If so, that would undercut a glimmer of hope in the brutal April jobs report the government issued Friday, in which a record-shattering 20.5 million people lost jobs: A sizable majority of the jobless — nearly 80% — characterized their loss as only temporary.
That could still turn out to be the case for some. The federal government may end up allocating significantly more financial aid for people and small businesses. And more testing for the coronavirus, not to mention an eventual vaccine or an effective drug therapy, would make more Americans comfortable returning to the restaurants, shops, airports and movie theaters they used to frequent. That, in turn, would lead companies to recall more laid-off workers.

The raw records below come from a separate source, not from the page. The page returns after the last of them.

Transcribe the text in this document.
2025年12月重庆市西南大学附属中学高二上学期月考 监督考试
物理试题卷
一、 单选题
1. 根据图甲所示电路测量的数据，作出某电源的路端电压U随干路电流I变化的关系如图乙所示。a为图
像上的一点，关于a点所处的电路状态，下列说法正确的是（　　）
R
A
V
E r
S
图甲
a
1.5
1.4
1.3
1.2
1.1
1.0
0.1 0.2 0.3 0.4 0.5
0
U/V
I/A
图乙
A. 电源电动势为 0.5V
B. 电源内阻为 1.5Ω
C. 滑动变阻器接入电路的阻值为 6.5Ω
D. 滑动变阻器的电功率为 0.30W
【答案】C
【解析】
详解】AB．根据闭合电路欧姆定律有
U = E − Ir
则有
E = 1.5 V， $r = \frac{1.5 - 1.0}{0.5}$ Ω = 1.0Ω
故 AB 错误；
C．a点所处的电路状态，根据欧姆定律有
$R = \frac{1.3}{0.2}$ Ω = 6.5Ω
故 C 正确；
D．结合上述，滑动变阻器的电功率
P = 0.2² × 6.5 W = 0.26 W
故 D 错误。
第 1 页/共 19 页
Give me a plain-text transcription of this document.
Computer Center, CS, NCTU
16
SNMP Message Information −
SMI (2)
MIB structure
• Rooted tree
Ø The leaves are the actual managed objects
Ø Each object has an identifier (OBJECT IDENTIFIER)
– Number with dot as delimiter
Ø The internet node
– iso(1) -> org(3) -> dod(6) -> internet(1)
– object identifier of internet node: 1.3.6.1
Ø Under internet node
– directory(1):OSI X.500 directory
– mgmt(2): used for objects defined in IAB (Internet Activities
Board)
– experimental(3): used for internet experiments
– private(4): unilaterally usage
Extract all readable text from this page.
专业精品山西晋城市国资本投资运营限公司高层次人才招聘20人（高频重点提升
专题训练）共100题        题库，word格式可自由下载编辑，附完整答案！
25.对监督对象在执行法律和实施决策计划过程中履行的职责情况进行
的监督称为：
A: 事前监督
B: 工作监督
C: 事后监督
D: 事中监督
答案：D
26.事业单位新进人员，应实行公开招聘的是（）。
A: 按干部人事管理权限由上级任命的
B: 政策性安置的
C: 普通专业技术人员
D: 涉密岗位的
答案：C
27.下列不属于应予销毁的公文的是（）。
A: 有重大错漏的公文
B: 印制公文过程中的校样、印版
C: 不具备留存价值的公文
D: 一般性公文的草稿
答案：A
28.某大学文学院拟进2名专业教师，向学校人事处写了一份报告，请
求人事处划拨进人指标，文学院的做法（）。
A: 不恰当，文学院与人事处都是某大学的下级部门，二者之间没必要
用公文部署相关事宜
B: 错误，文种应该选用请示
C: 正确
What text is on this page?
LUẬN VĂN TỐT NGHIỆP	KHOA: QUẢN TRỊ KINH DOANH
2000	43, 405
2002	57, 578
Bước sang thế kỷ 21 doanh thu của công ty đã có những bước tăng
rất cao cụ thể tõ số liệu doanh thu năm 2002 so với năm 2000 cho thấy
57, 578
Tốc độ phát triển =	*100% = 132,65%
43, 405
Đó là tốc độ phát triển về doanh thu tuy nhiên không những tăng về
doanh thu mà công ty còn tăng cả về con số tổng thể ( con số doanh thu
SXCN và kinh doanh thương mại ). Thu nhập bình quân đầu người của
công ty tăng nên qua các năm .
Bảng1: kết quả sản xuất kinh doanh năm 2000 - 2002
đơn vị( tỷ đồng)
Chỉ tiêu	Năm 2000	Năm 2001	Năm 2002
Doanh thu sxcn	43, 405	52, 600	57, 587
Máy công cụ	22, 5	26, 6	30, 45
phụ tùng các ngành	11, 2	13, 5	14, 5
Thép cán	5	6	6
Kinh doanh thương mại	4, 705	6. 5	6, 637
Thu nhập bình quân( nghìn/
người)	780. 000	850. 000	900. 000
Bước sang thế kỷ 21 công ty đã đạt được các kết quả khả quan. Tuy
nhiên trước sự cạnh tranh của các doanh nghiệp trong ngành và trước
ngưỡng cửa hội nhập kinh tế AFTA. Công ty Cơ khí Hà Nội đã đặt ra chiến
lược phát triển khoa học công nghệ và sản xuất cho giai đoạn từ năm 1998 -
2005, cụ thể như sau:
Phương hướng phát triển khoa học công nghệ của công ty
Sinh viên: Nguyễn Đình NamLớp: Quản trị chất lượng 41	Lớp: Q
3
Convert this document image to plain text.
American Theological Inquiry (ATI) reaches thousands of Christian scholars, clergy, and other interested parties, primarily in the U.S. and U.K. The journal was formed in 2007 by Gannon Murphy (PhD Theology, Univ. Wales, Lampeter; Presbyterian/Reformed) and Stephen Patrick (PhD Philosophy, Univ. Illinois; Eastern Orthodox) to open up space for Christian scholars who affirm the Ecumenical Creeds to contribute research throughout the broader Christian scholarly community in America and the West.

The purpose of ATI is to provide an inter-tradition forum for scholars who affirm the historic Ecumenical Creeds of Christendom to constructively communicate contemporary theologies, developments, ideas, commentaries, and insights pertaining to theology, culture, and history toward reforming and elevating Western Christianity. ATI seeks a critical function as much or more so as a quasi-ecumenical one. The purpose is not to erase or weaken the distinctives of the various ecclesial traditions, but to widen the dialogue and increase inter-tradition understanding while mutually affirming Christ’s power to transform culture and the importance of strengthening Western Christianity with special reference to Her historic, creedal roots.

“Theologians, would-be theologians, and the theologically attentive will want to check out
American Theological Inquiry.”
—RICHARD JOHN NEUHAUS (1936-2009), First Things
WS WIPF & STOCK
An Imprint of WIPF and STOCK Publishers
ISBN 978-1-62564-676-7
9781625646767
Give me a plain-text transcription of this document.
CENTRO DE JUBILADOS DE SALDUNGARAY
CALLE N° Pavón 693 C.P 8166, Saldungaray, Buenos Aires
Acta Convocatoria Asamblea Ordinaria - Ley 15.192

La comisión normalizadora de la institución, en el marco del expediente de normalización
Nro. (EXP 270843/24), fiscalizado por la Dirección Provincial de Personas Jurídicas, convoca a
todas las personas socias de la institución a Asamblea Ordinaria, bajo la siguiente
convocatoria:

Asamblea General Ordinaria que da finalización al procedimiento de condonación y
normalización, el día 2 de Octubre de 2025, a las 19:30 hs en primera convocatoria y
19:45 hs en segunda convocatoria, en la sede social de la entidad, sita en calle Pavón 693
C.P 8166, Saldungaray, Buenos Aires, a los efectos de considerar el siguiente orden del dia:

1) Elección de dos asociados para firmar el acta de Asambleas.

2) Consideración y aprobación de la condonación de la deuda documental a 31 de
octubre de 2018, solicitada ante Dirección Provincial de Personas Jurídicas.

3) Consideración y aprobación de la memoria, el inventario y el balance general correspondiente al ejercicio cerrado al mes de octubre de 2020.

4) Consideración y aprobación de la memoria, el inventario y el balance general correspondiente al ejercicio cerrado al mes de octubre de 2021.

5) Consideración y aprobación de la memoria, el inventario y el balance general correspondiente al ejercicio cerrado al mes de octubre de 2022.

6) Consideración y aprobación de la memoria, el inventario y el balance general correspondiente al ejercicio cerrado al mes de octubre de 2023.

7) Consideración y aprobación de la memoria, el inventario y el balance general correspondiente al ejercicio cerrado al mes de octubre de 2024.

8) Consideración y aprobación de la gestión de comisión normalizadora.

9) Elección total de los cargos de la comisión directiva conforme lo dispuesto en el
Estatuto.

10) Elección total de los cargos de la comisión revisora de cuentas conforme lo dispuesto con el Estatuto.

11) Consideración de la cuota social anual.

Yet Congress remains sharply divided about additional aid, with some Republicans expressing concern about escalating federal debt. President Donald Trump’s top economic adviser, Larry Kudlow, said Sunday on ABC’s “This Week” that “many people would like to just pause for a moment” to evaluate the impact of the government’s $2 trillion relief package approved in late March.
If most layoffs become permanent, the severe recession the economy has slid into would likely last longer, the recovery would be slower and the toll on laid-off workers would be harsher, economists say. Unemployment soared to 14.7% in April — the highest rate since the Great Depression — and analysts predict it will rise still further in May. It could remain in double-digits into next year.
“For a lot of those furloughed workers, a non-trivial number will have no job to go back to, because the company they worked for will have failed or will need fewer workers than they used to,” said Claudia Sahm, a former Federal Reserve economist who is now director of macroeconomic policy at the Washington Center for Equitable Growth.